Dcn Tom Lindell

My brothers and sisters,
[With apologies for being a little out of synch with this offering…]

Matthew’s Gospel (5:38-42) in the Eucharistic lectionary for Monday, 13 June, is perhaps one of the most misunderstood passages in the New Testament that requires some cultural context. In it, Jesus counsels if anyone strikes you on the right cheek, turn the other also. Jesus is not advocating passivity. To understand this, one must reenact this act of intimidation to grasp its meaning. Someone who is at a higher socio-economic station is striking you on your right cheek with his right hand (the left hand being reserved for unclean things). As you turn your other cheek, if the assault continues, he must strike you with the back of his hand, and the blow would land directly on your face, which is culturally unacceptable, thus robbing the oppressor of the power to humiliate you.

Jesus goes on to tell of some poor peasant appearing in court to demand payment for past debt.  If anyone wants to sue you and take your coat, give your cloak as well. The debtor is demanded to give up his outer garment, or coat, as all he has in his possession. (By law, his coat must be returned to him by sundown as he would need it for warmth overnight.) Jesus counsels to give up your cloak (inner garment) as well. This would mean that the debtor would be standing in the court stark naked, and nakedness is taboo, especially to those who observe it.
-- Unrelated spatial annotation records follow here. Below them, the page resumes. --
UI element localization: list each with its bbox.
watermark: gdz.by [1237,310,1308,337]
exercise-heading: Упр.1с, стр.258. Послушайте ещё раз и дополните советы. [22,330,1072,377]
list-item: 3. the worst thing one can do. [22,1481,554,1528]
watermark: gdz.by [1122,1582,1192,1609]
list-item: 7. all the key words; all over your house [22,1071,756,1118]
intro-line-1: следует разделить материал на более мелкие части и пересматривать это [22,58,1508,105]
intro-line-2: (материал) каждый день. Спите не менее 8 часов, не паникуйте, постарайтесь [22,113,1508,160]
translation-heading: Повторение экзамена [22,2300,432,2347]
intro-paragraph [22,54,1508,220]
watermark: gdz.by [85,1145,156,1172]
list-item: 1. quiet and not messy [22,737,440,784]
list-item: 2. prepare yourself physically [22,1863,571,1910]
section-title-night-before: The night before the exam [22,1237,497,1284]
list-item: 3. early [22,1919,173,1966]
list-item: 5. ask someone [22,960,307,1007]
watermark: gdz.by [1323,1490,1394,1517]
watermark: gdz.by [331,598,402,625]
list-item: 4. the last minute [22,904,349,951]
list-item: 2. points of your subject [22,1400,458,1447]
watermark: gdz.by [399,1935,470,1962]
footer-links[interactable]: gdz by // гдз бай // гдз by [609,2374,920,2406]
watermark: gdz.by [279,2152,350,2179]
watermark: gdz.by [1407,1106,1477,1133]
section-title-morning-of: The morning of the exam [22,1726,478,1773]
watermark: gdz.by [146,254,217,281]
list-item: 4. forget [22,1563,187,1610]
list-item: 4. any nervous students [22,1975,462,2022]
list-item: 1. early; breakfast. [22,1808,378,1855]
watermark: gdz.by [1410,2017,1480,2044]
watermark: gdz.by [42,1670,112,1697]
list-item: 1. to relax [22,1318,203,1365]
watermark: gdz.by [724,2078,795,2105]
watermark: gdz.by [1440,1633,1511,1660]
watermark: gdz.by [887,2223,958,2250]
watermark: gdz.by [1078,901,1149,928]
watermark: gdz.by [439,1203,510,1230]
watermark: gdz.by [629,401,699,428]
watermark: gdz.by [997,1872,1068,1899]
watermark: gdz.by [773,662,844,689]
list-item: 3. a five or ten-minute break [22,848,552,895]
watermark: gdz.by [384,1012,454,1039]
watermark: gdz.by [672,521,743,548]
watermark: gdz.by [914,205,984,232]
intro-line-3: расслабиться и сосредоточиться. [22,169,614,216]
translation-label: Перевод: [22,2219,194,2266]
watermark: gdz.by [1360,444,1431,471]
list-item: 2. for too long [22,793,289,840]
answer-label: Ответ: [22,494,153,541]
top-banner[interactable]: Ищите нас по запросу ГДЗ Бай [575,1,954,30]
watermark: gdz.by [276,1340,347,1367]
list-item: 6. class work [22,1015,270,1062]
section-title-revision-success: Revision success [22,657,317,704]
Finally, it was common for Roman soldiers to demand that a civilian carry a heavy pack for only one mile. …if anyone forces you to go one mile, go also the second mile. If the civilian offers to carry the soldier’s pack an additional mile, the soldier could be severely punished under military law, a subversive act of getting back at the oppressor.

Jesus does not condone physically acting out against the oppressor. Instead, he counsels a non-violent approach to dealing with oppression. Notables such as Gandhi and Martin Luther King used this approach to deal with oppression, with some significant success, even though people suffered at the hands of those in authority. The message is simple...,do not resist an evildoer. At the end of the day evil is revealed for what it is, oppression of those who do not have the same privileges as those in power. The sad thing is that if power shifts from the oppressors to the oppressed, will the oppressed use intimidation against those who initially oppressed them?

With thanks to Walter Wink for these interpretations of Jesus’ Third Way.[1]

Dcn. Tom Lindell

[1] Walter Wink, Jesus and Nonviolence: A Third Way, Augsburg Fortress, Minneapolis, 2003.